Informations pour la commande
| Nom du produit | Ref. Catalogue | COND. | Prix HT | QTÉ | Favoris | |
Plasmide Double Nickase (h) CRBN | sc-412142-NIC | 20 µg | $410.00 | |||
Plasmide Double Nickase (h2) CRBN | sc-412142-NIC-2 | 20 µg | $410.00 |
CRBN (cereblon) code un récepteur de substrat du complexe ligase E3 d’ubiquitine CRL4^CRBN, qui relie CUL4A/DDB1 à des protéines cibles spécifiques afin de permettre leur ubiquitination et leur dégradation par le protéasome. En régulant l’homéostasie protéique, CRBN influence la progression du cycle cellulaire, les programmes de différenciation et les voies de signalisation répondant au stress. CRBN est également connu pour son rôle dans le recrutement de substrats dépendant de petites molécules, reliant la dégradation médiée par l’ubiquitine à une biologie pertinente pour la pharmacologie. Des altérations de l’expression ou de la fonction de CRBN ont été associées à des phénotypes neurodéveloppementaux ainsi qu’à des modifications de la sensibilité cellulaire aux perturbations de la protéostase, ce qui étaye sa pertinence dans des modèles mécanistiques de maladies.
CRBN Le plasmide double nickase (h) se compose d'une paire de plasmides appariés, conçus pour une édition hautement spécifique du locus CRBN dans les lignées cellulaires human. Chaque plasmide exprime une nickase Cas9 D10A et un sgRNA distinct ciblant des brins d'ADN opposés au sein de CRBN. Lorsqu'elles sont dirigées vers des sites adjacents sur des brins d'ADN opposés, les deux nickases génèrent des cassures simple brin décalées qui, ensemble, produisent une cassure double brin décalée, nécessitant une activité coordonnée sur la cible de la part des deux guides. La cassure d'ADN qui en résulte est résolue par les voies de réparation cellulaires endogènes, le plus souvent par jonction non homologue (NHEJ), ce qui conduit à des insertions ou des délétions qui perturbent la fonction de CRBN. En nécessitant l'engagement de deux ARNsg au locus cible, l'approche par double nick améliore la spécificité de l'édition et offre une stratégie CRISPR complémentaire pour les applications où un contrôle supplémentaire de la précision du ciblage est souhaité.
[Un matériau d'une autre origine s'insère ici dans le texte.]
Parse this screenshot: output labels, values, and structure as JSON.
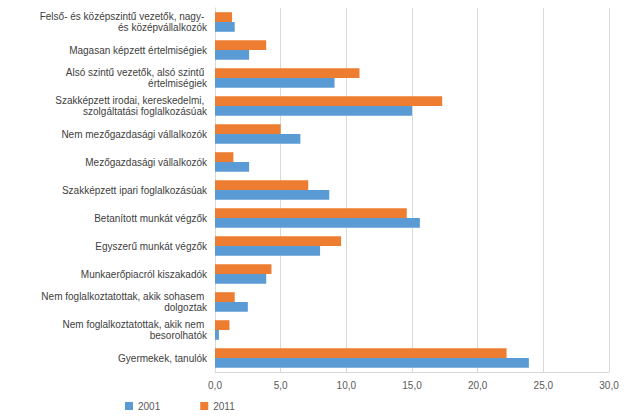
{
  "chart_data": {
    "type": "bar",
    "orientation": "horizontal",
    "categories": [
      "Felső- és középszintű vezetők, nagy- és középvállalkozók",
      "Magasan képzett értelmiségiek",
      "Alsó szintű vezetők, alsó szintű értelmiségiek",
      "Szakképzett irodai, kereskedelmi, szolgáltatási foglalkozásúak",
      "Nem mezőgazdasági vállalkozók",
      "Mezőgazdasági vállalkozók",
      "Szakképzett ipari foglalkozásúak",
      "Betanított munkát végzők",
      "Egyszerű munkát végzők",
      "Munkaerőpiacról kiszakadók",
      "Nem foglalkoztatottak, akik sohasem dolgoztak",
      "Nem foglalkoztatottak, akik nem besorolhatók",
      "Gyermekek, tanulók"
    ],
    "series": [
      {
        "name": "2001",
        "color": "#5b9bd5",
        "values": [
          1.5,
          2.6,
          9.1,
          15.0,
          6.5,
          2.6,
          8.7,
          15.6,
          8.0,
          3.9,
          2.5,
          0.3,
          23.9
        ]
      },
      {
        "name": "2011",
        "color": "#ed7d31",
        "values": [
          1.3,
          3.9,
          11.0,
          17.3,
          5.0,
          1.4,
          7.1,
          14.6,
          9.6,
          4.3,
          1.5,
          1.1,
          22.2
        ]
      }
    ],
    "xlim": [
      0,
      30
    ],
    "xticks": [
      {
        "value": 0,
        "label": "0,0"
      },
      {
        "value": 5,
        "label": "5,0"
      },
      {
        "value": 10,
        "label": "10,0"
      },
      {
        "value": 15,
        "label": "15,0"
      },
      {
        "value": 20,
        "label": "20,0"
      },
      {
        "value": 25,
        "label": "25,0"
      },
      {
        "value": 30,
        "label": "30,0"
      }
    ],
    "grid": true,
    "legend": "bottom"
  }
}
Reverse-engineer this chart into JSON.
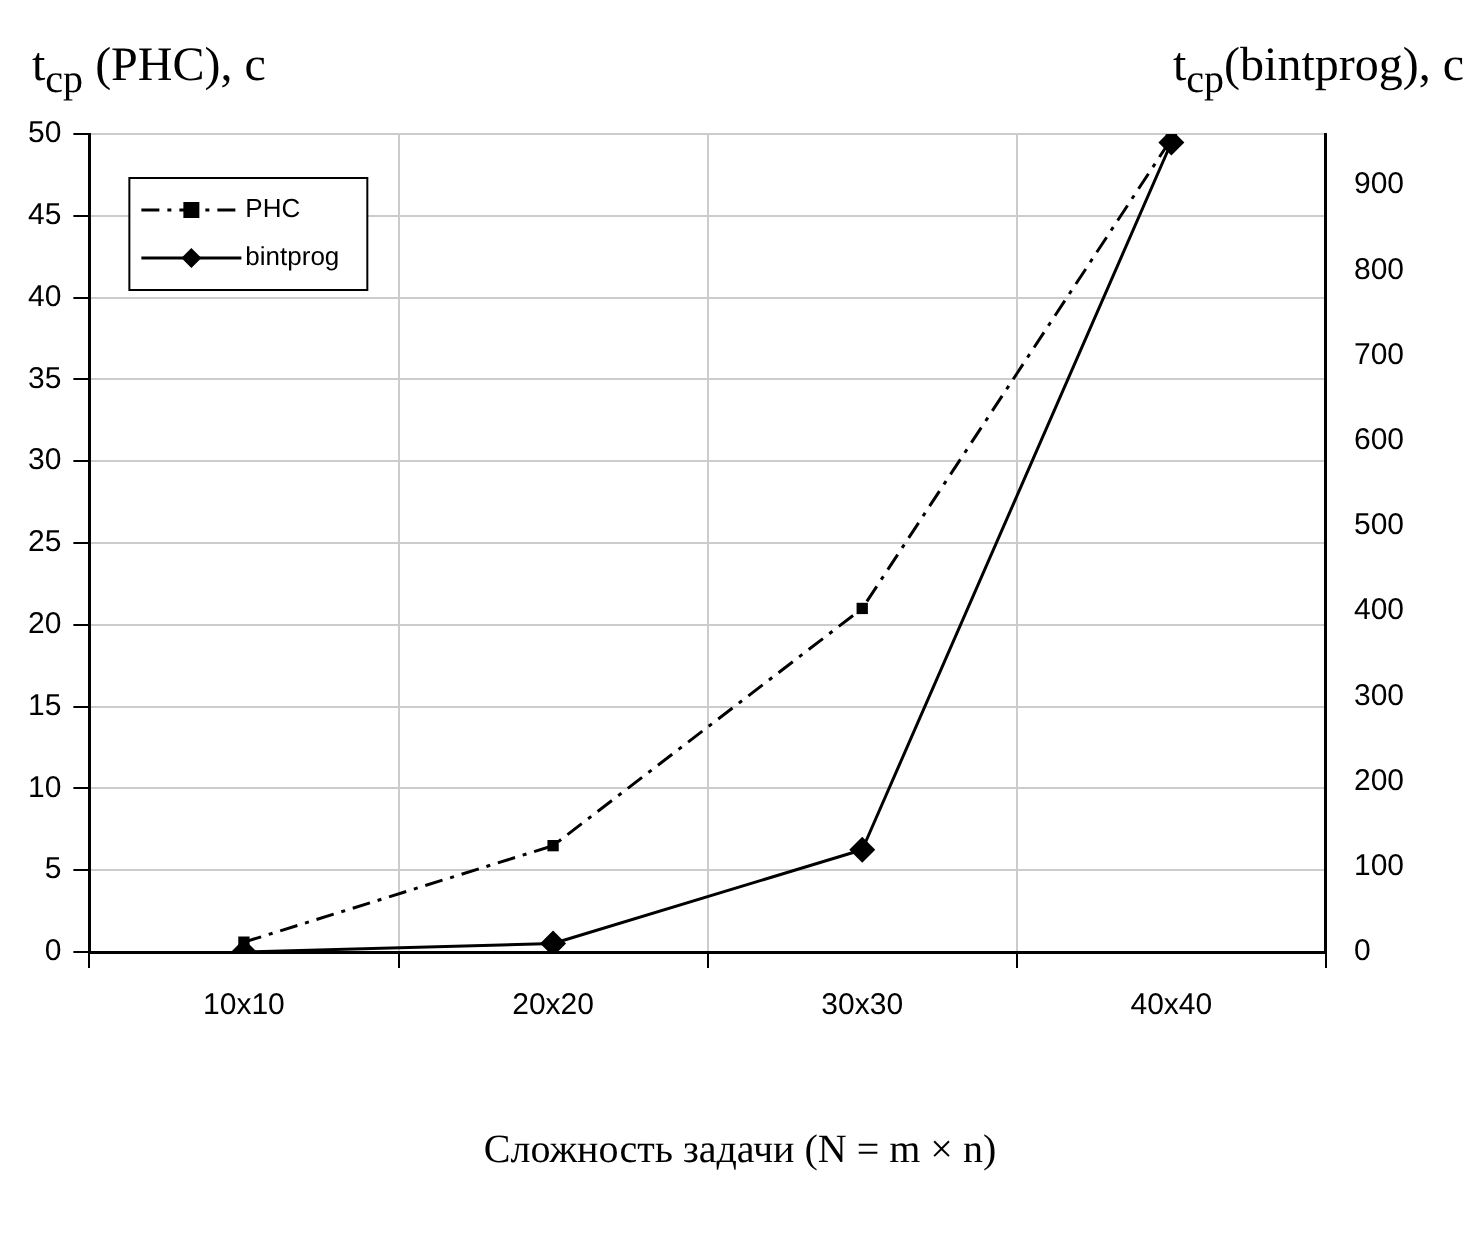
{
  "chart_data": {
    "type": "line",
    "ylabel": "t$_{cp}$ (PHC), c",
    "y2label": "t$_{cp}$(bintprog), c",
    "xlabel": "Сложность задачи (N = m × n)",
    "categories": [
      "10x10",
      "20x20",
      "30x30",
      "40x40"
    ],
    "series": [
      {
        "name": "PHC",
        "color": "#000000",
        "values": [
          0.6,
          6.5,
          21,
          49.7
        ],
        "marker": "square",
        "line_style": "dashed"
      },
      {
        "name": "bintprog",
        "color": "#000000",
        "values": [
          0,
          10,
          120,
          950
        ],
        "marker": "diamond",
        "line_style": "solid",
        "axis": "y2"
      }
    ],
    "ylim": [
      0,
      50
    ],
    "yticks": [
      0,
      5,
      10,
      15,
      20,
      25,
      30,
      35,
      40,
      45,
      50
    ],
    "y2lim": [
      0,
      960
    ],
    "y2ticks": [
      0,
      100,
      200,
      300,
      400,
      500,
      600,
      700,
      800,
      900
    ],
    "grid": true,
    "legend": "top left"
  }
}
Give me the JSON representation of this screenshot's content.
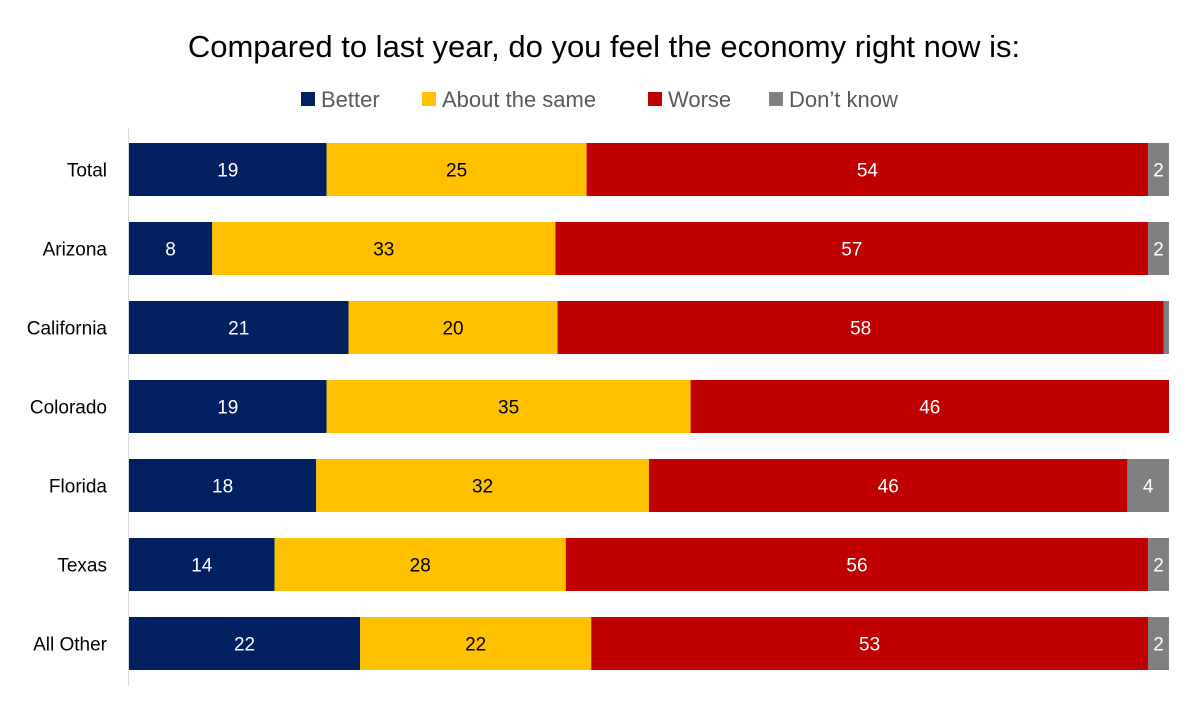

Afin de faciliter l'identification efficace des cellules éditées, un plasmide code pour la GFP permettant la visualisation par fluorescence des populations transfectées, tandis que le plasmide compagnon porte un gène de résistance à la puromycine pour la sélection antibiotique. Ensemble, ces caractéristiques favorisent l'enrichissement efficace des populations co-transfectées et simplifient la validation des clones présentant une perturbation de CRBN.
Réservé à la recherche. N'est pas destiné à un usage diagnostique ou thérapeutique.